Shropshire Star

Creator of Telford’s roll of honour to fallen dies aged 95

The founder of the Telford & Wrekin Roll of Honour - recording the sacrifice of around 1,500 local people who gave their lives in battle - has died at the age of 95.

Published
Lieutenant Colonel Terry Boxall reads from the Roll of Honour at the November 2014 Telford & Wrekin Council Festival of Remembrance at Oakengates Theatre.

Asked to read out the names of the fallen at the 1976 Festival of Light service in Oakengates, Lieutenant Colonel Boxall was handed two "scruffy bits of paper" – and was appalled.

That incident was the spark which led to him embarking on a massive project to name and honour the men and women from the Telford area who died in uniform in two world wars and later.

It was a project which took him five years, but culminated in the creation of the Telford & Wrekin Roll of Honour.

Today it remains a definitive and invaluable source document, used at remembrance services and also accessed by families seeking to find out more about fallen ancestors. Now also available online, the original is kept by Telford & Wrekin Council.

Lt Col Boxall, from Wellington, who has died at the age of 95, said that he did not fully appreciate what would be entailed when he took on the task, but that he was not sorry that he accepted it.

In a further role playing an important part in local life, the former Army man headed up a scheme in the 1970s and 1980s which aimed to tackle youth unemployment in Telford area, for which one successful project was the creation of Wonderland in Telford town park.

His funeral is on June 7 at 1.30pm at Telford Crematorium.

Lt Col Boxall is survived by son Mike, daughter-in-law Bev, grandchildren James and Tom, and stepsons David, in Canada, and Jeremy, in Australia.

Speaking in 1982, shortly after the roll of honour had been completed, he recalled that event in 1976 when he was asked to read a list of names.

"I did it, but with some difficulty. I was given two scruffy bits of paper, and told to read this."

Among those attending the service was the then chairman of Wrekin District Council, Councillor Mrs Iris Butler.

"I came down and said to Iris: 'This is appalling. That is all you have got of the people in your district who died in the two world wars'."

Councillor Mrs Butler suggested that he could compile another roll of honour – and he accepted.

The enormous work was printed at COD Donnington, but the colonel had to pay for the collating and binding. The leather-bound roll, in gold lettering, was presented to new council chairman Councillor George Whyle in November 1977, but researching Great War fallen continued for years afterwards.

Lt Col Boxall in September 1977.

Much of the mammoth research task was done by Reg Millward, on a special temporary employment scheme, and the pair pored over newspaper accounts of local families at war, military lists of the dead, wounded and missing, documents from the Commonwealth War Graves Commission, and various other sources.

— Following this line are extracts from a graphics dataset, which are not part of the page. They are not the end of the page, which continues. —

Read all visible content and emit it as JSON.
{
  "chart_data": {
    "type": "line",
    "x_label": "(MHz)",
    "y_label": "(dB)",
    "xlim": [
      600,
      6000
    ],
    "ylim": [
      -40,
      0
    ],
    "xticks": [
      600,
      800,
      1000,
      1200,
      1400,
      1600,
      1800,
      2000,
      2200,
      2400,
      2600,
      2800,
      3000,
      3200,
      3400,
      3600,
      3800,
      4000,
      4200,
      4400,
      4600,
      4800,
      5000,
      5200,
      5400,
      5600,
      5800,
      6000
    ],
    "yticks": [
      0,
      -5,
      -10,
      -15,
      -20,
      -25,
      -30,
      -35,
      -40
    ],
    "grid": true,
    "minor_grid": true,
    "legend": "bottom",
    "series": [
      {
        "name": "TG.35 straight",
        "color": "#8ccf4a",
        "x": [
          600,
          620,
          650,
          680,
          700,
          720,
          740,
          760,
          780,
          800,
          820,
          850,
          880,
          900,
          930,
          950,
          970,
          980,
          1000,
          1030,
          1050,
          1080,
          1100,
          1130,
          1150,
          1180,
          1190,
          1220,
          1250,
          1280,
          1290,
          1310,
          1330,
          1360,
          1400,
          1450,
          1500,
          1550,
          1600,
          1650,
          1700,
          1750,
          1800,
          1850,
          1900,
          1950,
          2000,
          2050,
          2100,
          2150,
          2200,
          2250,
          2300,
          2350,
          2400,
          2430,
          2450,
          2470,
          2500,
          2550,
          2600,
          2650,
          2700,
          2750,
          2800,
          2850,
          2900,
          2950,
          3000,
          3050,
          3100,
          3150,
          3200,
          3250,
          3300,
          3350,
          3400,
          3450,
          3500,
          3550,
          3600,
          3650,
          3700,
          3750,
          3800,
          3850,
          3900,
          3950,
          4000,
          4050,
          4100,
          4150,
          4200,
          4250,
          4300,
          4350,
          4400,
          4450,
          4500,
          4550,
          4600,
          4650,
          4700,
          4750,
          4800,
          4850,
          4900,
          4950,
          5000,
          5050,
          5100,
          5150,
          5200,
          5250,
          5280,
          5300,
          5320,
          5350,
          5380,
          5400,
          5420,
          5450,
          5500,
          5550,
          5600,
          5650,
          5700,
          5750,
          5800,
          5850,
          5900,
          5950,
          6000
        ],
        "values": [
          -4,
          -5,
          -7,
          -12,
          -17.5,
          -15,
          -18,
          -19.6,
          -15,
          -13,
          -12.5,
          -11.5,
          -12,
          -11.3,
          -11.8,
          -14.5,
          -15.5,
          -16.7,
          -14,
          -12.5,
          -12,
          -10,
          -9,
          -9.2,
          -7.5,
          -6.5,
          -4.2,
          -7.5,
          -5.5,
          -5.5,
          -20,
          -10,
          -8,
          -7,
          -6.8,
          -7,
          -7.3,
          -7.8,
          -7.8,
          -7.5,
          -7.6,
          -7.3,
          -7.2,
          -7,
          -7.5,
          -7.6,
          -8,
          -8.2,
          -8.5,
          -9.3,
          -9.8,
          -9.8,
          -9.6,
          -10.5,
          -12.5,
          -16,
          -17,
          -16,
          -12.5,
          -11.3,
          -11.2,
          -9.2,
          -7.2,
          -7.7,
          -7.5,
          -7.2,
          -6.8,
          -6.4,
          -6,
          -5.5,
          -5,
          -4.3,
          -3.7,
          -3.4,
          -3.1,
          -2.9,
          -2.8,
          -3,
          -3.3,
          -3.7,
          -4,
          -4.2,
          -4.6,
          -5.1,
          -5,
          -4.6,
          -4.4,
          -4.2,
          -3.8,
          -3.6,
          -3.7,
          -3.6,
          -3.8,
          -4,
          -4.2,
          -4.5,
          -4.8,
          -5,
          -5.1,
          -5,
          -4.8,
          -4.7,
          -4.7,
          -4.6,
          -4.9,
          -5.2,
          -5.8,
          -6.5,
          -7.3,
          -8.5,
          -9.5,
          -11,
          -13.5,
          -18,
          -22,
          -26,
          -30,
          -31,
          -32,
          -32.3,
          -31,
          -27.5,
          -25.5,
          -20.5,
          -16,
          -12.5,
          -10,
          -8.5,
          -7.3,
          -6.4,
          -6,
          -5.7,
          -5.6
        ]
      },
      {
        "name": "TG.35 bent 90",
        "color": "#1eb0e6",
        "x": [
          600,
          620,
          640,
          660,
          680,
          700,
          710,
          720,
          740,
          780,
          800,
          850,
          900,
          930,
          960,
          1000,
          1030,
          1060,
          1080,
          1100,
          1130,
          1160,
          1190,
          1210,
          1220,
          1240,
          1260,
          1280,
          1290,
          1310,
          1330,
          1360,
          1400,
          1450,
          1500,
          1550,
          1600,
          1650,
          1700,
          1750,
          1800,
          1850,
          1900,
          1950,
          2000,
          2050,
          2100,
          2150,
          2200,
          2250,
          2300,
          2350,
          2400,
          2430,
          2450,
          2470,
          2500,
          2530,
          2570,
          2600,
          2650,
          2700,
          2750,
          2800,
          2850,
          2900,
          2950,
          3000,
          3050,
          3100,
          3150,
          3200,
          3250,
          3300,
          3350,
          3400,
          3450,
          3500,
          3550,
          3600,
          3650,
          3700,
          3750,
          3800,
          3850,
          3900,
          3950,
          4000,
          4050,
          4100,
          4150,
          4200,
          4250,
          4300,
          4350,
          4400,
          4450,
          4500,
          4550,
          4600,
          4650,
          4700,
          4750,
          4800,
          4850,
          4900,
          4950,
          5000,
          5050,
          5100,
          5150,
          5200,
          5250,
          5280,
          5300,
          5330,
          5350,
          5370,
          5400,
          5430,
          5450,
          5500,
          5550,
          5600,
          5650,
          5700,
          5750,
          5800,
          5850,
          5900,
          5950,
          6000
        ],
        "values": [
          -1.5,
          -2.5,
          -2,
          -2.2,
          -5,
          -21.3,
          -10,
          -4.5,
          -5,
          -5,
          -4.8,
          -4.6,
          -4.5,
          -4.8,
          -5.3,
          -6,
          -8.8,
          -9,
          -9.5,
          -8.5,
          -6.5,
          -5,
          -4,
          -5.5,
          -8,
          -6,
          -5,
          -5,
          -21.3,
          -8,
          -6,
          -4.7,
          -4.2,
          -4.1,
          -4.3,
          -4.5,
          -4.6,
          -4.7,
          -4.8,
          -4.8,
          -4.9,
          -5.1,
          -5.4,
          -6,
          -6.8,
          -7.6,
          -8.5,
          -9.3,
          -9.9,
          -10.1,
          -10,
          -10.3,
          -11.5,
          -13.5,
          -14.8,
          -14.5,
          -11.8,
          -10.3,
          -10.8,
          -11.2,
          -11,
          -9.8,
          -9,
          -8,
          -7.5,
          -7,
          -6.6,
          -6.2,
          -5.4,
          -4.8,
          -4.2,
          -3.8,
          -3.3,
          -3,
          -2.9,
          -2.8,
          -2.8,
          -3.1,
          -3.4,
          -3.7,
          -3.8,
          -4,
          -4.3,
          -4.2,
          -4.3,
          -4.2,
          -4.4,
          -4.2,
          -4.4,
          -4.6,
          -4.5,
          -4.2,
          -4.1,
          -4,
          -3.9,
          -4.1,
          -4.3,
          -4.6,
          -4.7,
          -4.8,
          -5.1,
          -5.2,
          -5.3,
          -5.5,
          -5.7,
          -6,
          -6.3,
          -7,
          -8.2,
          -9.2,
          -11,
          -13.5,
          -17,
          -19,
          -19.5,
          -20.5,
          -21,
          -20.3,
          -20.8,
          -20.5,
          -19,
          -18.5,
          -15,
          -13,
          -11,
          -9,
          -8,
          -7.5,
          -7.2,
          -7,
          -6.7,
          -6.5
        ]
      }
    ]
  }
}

They discovered that much information on war memorials, contemporary newspaper accounts, and elsewhere, was inaccurate.

Reg Millward, left, and Lt Col Boxall with the completed roll of honour in February 1982.

The research provided moving information for relatives. For instance, one Whitchurch woman who was too young ever to know her father, was in tears when the colonel told her that he had been a sergeant in the tank corps and was decorated before being killed in action.

Lt Col Boxall recognised that the roll of honour was – and still is – incomplete, because there were cases in which records were sparse or missing and information elusive, defying all attempts to find concrete details.

That research had come at the end of a long Army career. After 30 years in the Army, Lt Col Boxall retired from COD Donnington, where he was chief administrative officer, at the end of 1977 and joined Telford Development Corporation as a projects officer with special responsibilities for employment, particularly for young people.

A Londoner, he was educated at Christ's Hospital and University College London, before doing National Service in the Royal West Kent Regiment and the Royal Army Service Corps from 1946 to 1949.

He completed an honours degree in history before returning to the Army as a regular officer in 1953.

His son Mike said: "My father's Army service took him around the world. He served in Germany, Egypt, Ghana, Congo, Australia, Hong Kong and at the Ministry of Defence in London."

The last part of his service was in the Central Ordnance Depots at Bicester and Donnington.

With the TDC he ran the Telford Task Force, with young unemployed people doing various projects in the community.

Lt Col Boxall once recalled: “At one time we had about 13,000 people working on all sorts of jobs – we must have cleared up about a dozen churchyards.

"The task force did a great deal of things, including the building of Wonderland in the town park.”

Among other roles he was a former president of Wellington Probus Club, a member of the Wellington support group of the Severn Hospice, a past honorary treasurer of Telford Stamp and Card Club – formerly Telford Philatelic Society – and had a long association with Bowring Bowling Club in Wellington, including serving as chairman and president.